The issue, a collective exercise of the imagination, also fueled my own. I admit to being thrilled by the idea that it could all just suddenly end. Not that I really wanted the world to collapse. New York was only a few years beyond the smoky hell of 9/11, and within months, Hurricane Katrina would bring New Orleans its own apocalypse—more of these horrors was nothing to wish for. But I felt a lightness in imagining the possibility of some kind of redo.

And a collapse didn’t seem all that far-fetched. Peak oil was being projected. The housing market bubble was just a few years away.

There were ways to live with less, I knew, both from my time in Ecuador and in my home neighborhood, where people raised chickens and goats and tended gardens. We were all riding our bikes as much as possible. Even a good-deeds bicycle group called the Superheroes came through one spring and built a compost toilet in the backyard next door. But could such small changes really rearrange our systems of thinking and living?

As I flipped through Adbusters, two pieces in particular intrigued me. One was a letter to a long-distance lover lamenting the length of the miles and the loss of the internet. The other was a hand-drawn map of the US railway system with a call to go west, saying that “Train tracks make for sweet travel.” Accompanying the map was a series of hand-drawn hobo symbols used to communicate helpful information (water, safe camps, threats, etc.). “Pick up a piece of chalk and spread your own messages,” the contributor implored.

I began to daydream. The Union Pacific line passed a mile from my house, and the graffiti-splattered trains often interrupted my daily bike commute. One day, I envisioned a man walking down the tracks, a man who’d already lost what he most loved, a man for whom the loss of everything else might be an invitation to start anew.

So I followed him.

It was a relief to hand over my irreconcilable angst, and later, my own personal grief, to fictional characters and let them wrestle with it. I followed them along the tracks, around the neighborhood, and toward the real myths that reveal the many shapes of our faith. The widowed man on the tracks led me to a fierce activist who led me to bike-riding superheroes who led me to a messiah who led me to a girl who would, in losing everything, find her voice.

With the power out, I noticed nothing needed to be sold in quite the same way. If, as Bill McKibben writes, the main message of television advertising is that you alone are the most important thing, the heaviest object in the universe, then without this advertising perhaps we are lighter. And if we are lighter, then perhaps we can rise in such a way that other things come into focus—things like neighbors in need and teenagers with something to say and expanding pots of soup and gaps in the map and a sense of home.
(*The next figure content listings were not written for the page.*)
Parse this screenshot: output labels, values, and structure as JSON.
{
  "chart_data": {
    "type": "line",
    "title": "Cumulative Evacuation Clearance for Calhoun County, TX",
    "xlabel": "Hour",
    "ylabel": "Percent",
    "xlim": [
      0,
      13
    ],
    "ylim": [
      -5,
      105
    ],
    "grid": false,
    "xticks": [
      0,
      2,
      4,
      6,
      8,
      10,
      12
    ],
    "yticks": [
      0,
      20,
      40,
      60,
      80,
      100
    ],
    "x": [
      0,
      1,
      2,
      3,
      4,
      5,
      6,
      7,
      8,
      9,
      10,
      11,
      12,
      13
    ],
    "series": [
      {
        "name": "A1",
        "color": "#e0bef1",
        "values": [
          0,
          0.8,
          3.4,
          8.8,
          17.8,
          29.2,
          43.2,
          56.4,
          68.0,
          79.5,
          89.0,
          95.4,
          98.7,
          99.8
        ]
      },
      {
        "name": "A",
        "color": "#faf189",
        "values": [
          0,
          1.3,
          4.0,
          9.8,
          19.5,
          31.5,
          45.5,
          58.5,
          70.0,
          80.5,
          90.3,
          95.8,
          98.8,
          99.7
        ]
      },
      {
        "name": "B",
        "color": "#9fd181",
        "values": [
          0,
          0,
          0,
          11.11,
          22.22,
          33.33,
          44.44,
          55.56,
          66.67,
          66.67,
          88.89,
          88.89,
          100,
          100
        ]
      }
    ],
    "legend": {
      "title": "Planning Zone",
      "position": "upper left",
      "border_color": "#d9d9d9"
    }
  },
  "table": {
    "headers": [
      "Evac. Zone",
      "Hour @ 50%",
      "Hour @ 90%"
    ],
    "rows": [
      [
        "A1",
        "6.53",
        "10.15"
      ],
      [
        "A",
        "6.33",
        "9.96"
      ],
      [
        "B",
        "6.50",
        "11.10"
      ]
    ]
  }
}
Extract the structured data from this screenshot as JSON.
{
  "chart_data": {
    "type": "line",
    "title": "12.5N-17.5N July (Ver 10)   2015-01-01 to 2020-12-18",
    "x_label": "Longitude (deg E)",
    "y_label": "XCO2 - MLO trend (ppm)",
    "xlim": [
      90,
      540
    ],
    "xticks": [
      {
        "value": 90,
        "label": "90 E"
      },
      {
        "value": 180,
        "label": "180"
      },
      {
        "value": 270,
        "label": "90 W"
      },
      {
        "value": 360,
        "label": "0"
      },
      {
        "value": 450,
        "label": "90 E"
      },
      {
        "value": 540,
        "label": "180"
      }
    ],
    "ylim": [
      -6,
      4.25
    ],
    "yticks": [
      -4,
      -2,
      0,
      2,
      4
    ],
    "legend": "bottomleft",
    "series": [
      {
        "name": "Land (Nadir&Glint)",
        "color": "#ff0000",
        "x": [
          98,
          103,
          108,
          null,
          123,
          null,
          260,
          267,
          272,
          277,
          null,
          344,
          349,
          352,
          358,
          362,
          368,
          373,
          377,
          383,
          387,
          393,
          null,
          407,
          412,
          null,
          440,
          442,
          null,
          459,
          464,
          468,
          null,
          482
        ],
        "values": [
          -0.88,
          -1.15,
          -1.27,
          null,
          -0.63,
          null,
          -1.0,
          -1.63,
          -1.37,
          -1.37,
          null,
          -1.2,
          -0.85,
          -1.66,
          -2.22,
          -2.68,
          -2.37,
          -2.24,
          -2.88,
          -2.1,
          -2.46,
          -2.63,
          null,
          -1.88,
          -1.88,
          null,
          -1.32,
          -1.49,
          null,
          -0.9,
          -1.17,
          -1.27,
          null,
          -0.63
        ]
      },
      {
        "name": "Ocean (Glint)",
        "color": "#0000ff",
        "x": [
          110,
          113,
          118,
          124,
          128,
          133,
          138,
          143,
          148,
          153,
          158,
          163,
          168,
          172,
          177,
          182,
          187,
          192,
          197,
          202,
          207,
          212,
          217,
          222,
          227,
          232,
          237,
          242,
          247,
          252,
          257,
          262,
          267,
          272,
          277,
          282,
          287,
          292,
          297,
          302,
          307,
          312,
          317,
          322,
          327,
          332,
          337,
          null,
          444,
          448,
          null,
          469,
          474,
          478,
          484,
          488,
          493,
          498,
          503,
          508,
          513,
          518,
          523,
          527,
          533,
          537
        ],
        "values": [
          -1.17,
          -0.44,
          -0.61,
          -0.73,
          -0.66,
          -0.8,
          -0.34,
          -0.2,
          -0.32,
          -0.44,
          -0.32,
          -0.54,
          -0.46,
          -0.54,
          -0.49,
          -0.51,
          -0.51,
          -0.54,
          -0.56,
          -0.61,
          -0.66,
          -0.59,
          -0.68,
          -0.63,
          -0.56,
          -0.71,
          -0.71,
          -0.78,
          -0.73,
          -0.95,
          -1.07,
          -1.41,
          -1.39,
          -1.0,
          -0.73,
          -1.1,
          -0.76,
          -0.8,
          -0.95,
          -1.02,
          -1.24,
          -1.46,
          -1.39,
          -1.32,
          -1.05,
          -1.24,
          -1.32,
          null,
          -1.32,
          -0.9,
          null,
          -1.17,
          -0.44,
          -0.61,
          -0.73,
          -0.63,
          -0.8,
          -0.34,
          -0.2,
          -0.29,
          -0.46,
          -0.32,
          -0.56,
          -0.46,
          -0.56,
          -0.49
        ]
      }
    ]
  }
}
I stayed on the tracks, writing the novel, for well over a decade. I knew what resilience looked like and I knew about rage and persistence. So I kept going, past the housing crisis and the bank bailouts, past the Paris climate accord and the 2016 US election. Past the nagging notion that we’d somehow tire of stories about the end times. But it wasn’t really the end times that pulled me. It was thinking about what we’d do after the end times—together, with our creativity, not just out of necessity but also out of love, in an altogether different kind of light.